— Эй, хозяин! — крикнул горожанин, подъезжая к гостинице. Трактирщик лениво поднял голову и безразличным тоном спросил:

— Что вам угодно?

— Вот это мне нравится! — крикнул горожанин, соскакивая на землю. — Что мне угодно? Мне угодно поужинать и переночевать здесь. Вместо ответа трактирщик красноречиво перевел взгляд на Генриха и Ноэ, как бы желая сказать этим, что, раз у него остановились знатные проезжие, он не очень-то дорожит какими-то там мещанишками.

— Эй, хозяин! — заметил ему Генрих. — Да ты никак отказываешься от лишней клиентуры?

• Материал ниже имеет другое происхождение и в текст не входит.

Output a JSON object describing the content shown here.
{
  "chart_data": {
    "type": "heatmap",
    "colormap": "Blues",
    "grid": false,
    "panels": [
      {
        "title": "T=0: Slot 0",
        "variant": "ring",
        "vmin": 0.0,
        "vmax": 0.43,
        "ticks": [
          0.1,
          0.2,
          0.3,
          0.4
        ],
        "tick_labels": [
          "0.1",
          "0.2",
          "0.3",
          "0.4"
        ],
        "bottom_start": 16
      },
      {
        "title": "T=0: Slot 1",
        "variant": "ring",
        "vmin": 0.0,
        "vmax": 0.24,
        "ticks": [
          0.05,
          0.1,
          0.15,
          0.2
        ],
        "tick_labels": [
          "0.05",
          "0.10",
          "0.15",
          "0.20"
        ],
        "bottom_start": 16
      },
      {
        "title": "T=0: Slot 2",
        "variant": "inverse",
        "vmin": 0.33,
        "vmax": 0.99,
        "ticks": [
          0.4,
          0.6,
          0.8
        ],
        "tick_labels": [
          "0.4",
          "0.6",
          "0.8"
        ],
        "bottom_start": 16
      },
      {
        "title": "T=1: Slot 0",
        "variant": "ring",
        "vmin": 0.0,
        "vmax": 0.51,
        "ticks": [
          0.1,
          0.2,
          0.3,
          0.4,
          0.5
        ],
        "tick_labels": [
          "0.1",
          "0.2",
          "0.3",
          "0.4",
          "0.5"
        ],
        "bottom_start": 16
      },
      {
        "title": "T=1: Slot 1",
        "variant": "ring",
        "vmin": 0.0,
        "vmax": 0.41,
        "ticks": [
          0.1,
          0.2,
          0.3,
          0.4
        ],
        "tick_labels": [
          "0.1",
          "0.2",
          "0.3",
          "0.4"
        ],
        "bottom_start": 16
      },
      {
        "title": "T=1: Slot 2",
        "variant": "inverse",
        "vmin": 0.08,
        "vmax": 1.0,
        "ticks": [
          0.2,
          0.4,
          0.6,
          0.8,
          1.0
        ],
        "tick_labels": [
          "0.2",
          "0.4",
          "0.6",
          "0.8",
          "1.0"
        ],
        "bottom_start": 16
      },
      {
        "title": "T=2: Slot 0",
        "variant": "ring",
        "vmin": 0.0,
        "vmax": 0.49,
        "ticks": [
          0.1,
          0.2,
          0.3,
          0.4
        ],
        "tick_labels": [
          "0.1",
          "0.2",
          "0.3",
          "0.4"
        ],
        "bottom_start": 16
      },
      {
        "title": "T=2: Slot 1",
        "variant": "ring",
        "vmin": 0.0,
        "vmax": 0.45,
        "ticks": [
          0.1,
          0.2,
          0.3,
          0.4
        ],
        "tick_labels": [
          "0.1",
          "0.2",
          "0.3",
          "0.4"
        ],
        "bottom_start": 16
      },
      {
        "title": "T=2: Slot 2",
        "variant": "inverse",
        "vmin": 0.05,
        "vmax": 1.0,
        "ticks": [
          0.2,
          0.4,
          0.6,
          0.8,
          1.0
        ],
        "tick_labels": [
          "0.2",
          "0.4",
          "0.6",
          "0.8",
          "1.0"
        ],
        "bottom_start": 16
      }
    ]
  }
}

— Уж простите, ваша милость, — ответил смущенный хозяин, — но я не рассчитывал, что будет сразу такая масса проезжих, а…— И вместо окончания фразы трактирщик поднял на воздух своего гуся.

— Понимаю! — сказал Генрих. — Этот гусь предназначен нам, и у тебя больше ничего нет. Ну так не велика беда! Мы поделимся гусем с этим господином! — И, повернувшись к незнакомцу, принц приветливо сказал: — Приглашаю вас, любезный, отужинать с нами!

Горожанин поклонился чуть не до земли и пробормотал несколько благодарственных слов. В это время и трактирщик быстро сменил небрежность на самую угодливую услужливость. Он подскочил к молодой женщине, помог ей сойти с седла и крикнул работнику:

— Живо, Нику! Сейчас же расседлать лошадей и дать им через четверть часа двойную порцию овса!

— Ваша милость! — залепетал тем временем горожанин, подходя ближе к принцу. — Я тронут вашей любезностью и вижу, что имею дело с представителем истинной аристократии! Какой-нибудь выскочка, дворянин с вчерашнего дня, нарочно постарался бы съесть гуся целиком!

— Господи, да о чем тут и говорить? — весело ответил Генрих. — Мы съедим гуся вместе и польем его лучшим вином, какое найдется у нашего хозяина! — О, что касается вина, то у меня с собой мех такого сорта, что…

Но принц не слушал, как горожанин восхвалял достоинства захваченного в дорогу винного запаса. Словно зачарованный, смотрел он на незнакомку, которая, сняв маску, оказалась еще гораздо красивее, чем можно было ожидать по ее фигуре. Ей было лет двадцать пять. Лилейная белизна кожи счастливо оттеняла иссиня-черные волосы, пунцовые губы и голубые, немного печальные глаза. Когда она проходила мимо Генриха, последний так стремительно соскочил с бревна, так почтительно поклонился ей, что Ноэ не мог сдержать усмешки.

«Ого! — подумал он. — Еще сегодня утром принц уверял меня, что его неразговорчивость объясняется думами о Коризандре, ну а теперь… как знать?»

Тем временем горожанин приказал отвести им комнату, подошел к молодой даме, подал ей руку и увел в дом. Генрих мечтательно смотрел им вслед.

— Однако! — сказал Ноэ. — Что вы скажете об этой мещаночке, Анри?

— Она очаровательна, голубчик Ноэ!

— Не хуже Коризандры?

— Ну вот! — недовольно ответил принц, скандализованный подобным сравнением. — Я засмотрелся на нее просто потому. что мне пришла в голову странная мысль: не та ли это женщина. которую прошлой ночью преследовал Рене?

— Возможно, но ведь та была на черной лошади, а эта — на белой…

— Велика важность! Лошадь можно переменить… Но что-то в ее манерах, движениях говорит мне, что это она! Однако… Эй, ты там, поваришка! — крикнул он трактирщику. — Скоро ты покончишь со своей стряпней? Я голоден!

— Анри, Анри, — лукаво шепнул Ноэ, — готов держать пари, что вам не хочется ни есть, ни пить, а просто не терпится повидать поскорее вашу незнакомку!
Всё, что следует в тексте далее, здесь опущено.